Yesterday, the 55th edition of the TOP500 list was published – the ranking of the world’s most high-performance supercomputers. The first place in it broke the system from Japan.
The Fugaku supercomputer showed 415.5 petaflops in the High Performance Linpack (HPL) test, 2.8 times ahead of the IBM Summit system that ranks second in the US. It is noteworthy that Fugaku uses 48-core single-chip Fujitsu A64FX SoC systems based on Arm architecture. In single or lower precision operations that are often used in AI tasks, including machine learning, Fugaku peak performance exceeds 1 exaflops.
The IBM Summit system mentioned above uses 22-core Power9 processors and Nvidia Tesla V100 accelerators. This supercomputer demonstrates a performance of 148.8 petaflops.
In third place is also an American supercomputer – IBM Serra, which is similar in architecture to IBM Summit. Its result is equal to 94.6 petaflops.
The Chinese Sunway TaihuLight system on 260-core Sunway SW26010 processors demonstrates the result of 93 petaflops.
The fifth position of the list with a result of 61.4 petaflops is occupied by the Chinese Tianhe-2A supercomputer based on Intel Xeon processors and Matrix-2000 coprocessors.
This is followed by the Italian HPC5 system based on Intel Xeon Gold and the Nvidia Tesla V100, built by Dell.
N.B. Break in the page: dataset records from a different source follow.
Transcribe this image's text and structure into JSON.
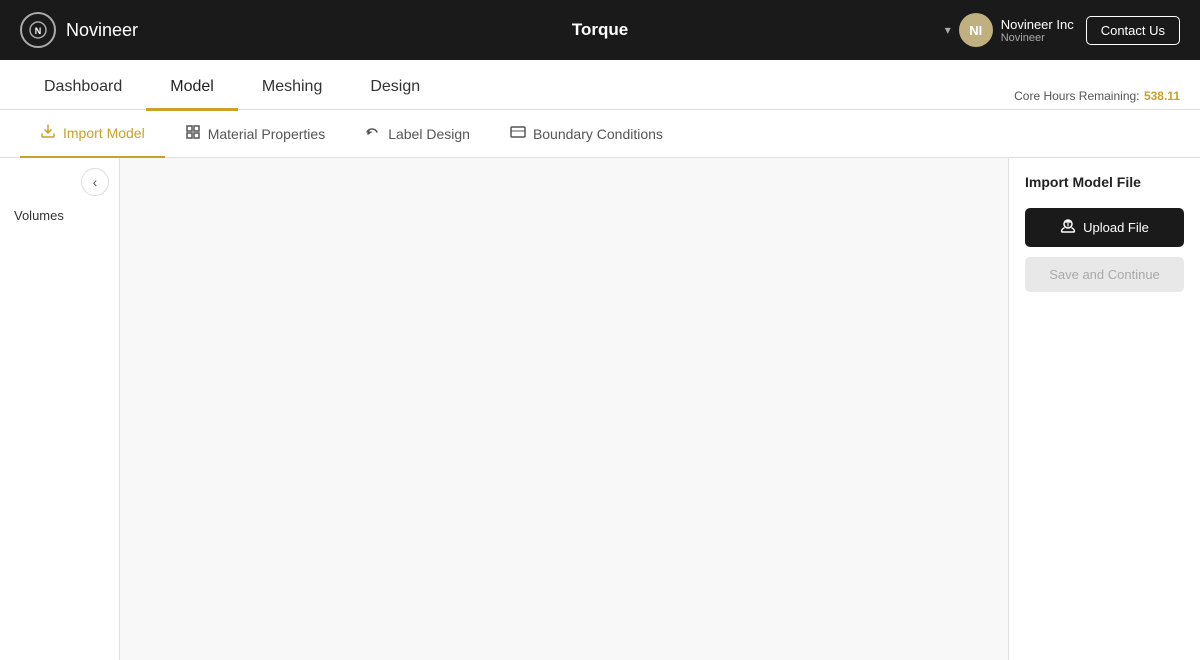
{
  "header": {
    "logo_text": "Novineer",
    "logo_initials": "N",
    "page_title": "Torque",
    "user": {
      "name": "Novineer Inc",
      "sub": "Novineer",
      "initials": "NI"
    },
    "contact_label": "Contact Us",
    "chevron": "▾"
  },
  "main_nav": {
    "tabs": [
      {
        "label": "Dashboard",
        "active": false
      },
      {
        "label": "Model",
        "active": true
      },
      {
        "label": "Meshing",
        "active": false
      },
      {
        "label": "Design",
        "active": false
      }
    ]
  },
  "sub_nav": {
    "tabs": [
      {
        "label": "Import Model",
        "active": true,
        "icon": "⬇"
      },
      {
        "label": "Material Properties",
        "active": false,
        "icon": "⬜"
      },
      {
        "label": "Label Design",
        "active": false,
        "icon": "↩"
      },
      {
        "label": "Boundary Conditions",
        "active": false,
        "icon": "⬜"
      }
    ]
  },
  "left_panel": {
    "collapse_icon": "‹",
    "volumes_label": "Volumes"
  },
  "right_panel": {
    "core_hours_label": "Core Hours Remaining:",
    "core_hours_value": "538.11",
    "import_title": "Import Model File",
    "upload_label": "Upload File",
    "save_label": "Save and Continue",
    "upload_icon": "☁"
  }
}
Its result in the HPL test is 33.5 petaflops.
Seventh place belongs to the American Selene system on AMD Epyc processors and Nvidia Ampere A100 accelerators. Its result is 27.58 petaflops.
In America, there is the eighth system from the TOP500 list. This is a Frontera supercomputer based on Intel Xeon processors, gaining 23.5 petaflops in the test.
Interestingly, in ninth place is the second Italian system of the top ten. This is a Marconi-100 supercomputer based on IBM Power9 processors and Nvidia V100 accelerators. The performance of the Marconi-100 is 21.6 petaflops.
Closes the top ten installed in Switzerland Piz Daint system with a performance of 19.6 petaflops. This is a Cray XC50 supercomputer based on Intel Xeon processors and Nvidia P100 accelerators.
The best Russian system scores 6.67 petaflops in the HPL test, ranking 36th. This is a Christofari supercomputer based on the Xeon Platinum, Nvidia DGX-2 and Tesla V100.